Now, a lot of other players who have been inspired by Jain’s innovation, have developed several such mobile container schools to create quality infrastructure in India’s hinterlands.
“The Safeducate centres have been chosen to provide training to the most deprived areas of India (such as Odisha, Bihar, the Northeast region). Safeducate works closely with the local community around these centres to promote livelihood creation through skilling and job placements. By using the latest technology, innovative tools and with its rich pool of experienced, qualified and certified trainers, and subject matter experts, Safeducate displays a unique ability to develop and transform the lives of its different types of learners through highly focused and industry relevant courses, programmes and workshops,” says Jain.
Jain believes that being chosen for ‘BW 40 Under 40’ is a great honour and feels deeply gratified for the same. In her view, the work being done by Safeducate is extremely vital, given India’s demographics at present, and this honour provides her a fantastic platform to not just showcase her work but also to raise public awareness towards its necessity.
Safeducate plans to skill a million people over the next ten years through its 150 institutes set up across India.
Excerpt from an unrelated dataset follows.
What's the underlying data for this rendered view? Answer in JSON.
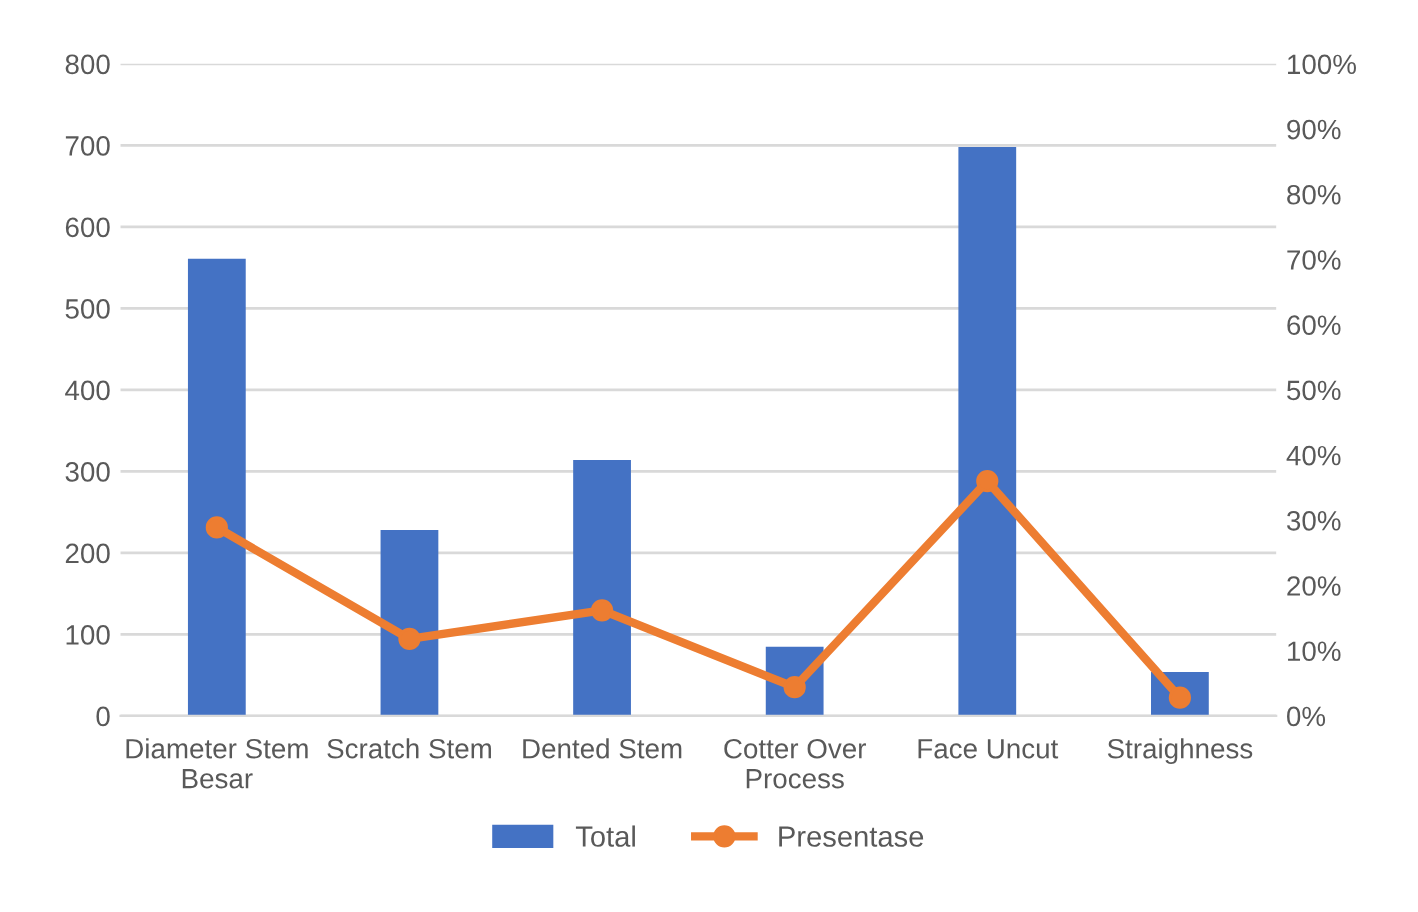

Jain is focusing on edtech products to scale skilling beyond the current brick-and-mortar training model. She is certain that technologies such as artificial intelligence and virtual reality will bring massive transformation in education in the next few years, and she wants to be at the forefront leading this revolution.
Having worked very closely with the supply chain and logistics industry, Jain realised the huge role played by the truck drivers in the growth of the industry as well as the Indian economy. To bring out the amazing stories of these unsung heroes of Indian economy, Jain has even authored a book on the life of truck drivers, Horn Please: Trucking in India. This thought-provoking book has been featured by the prestigious ‘Limca Book of Records’ as India’s First Ever Coffee Table Book on Trucking.
As a role model for women from all walks of life and as a businesswoman, Jain continues to inspire more and more women to come forward and pursue their dreams in an otherwise male-dominated society. As a founder and CEO, she believes that people work for relationship and purpose way more than money, and everyone has the ability to bring about change, you just have to keep motivating them.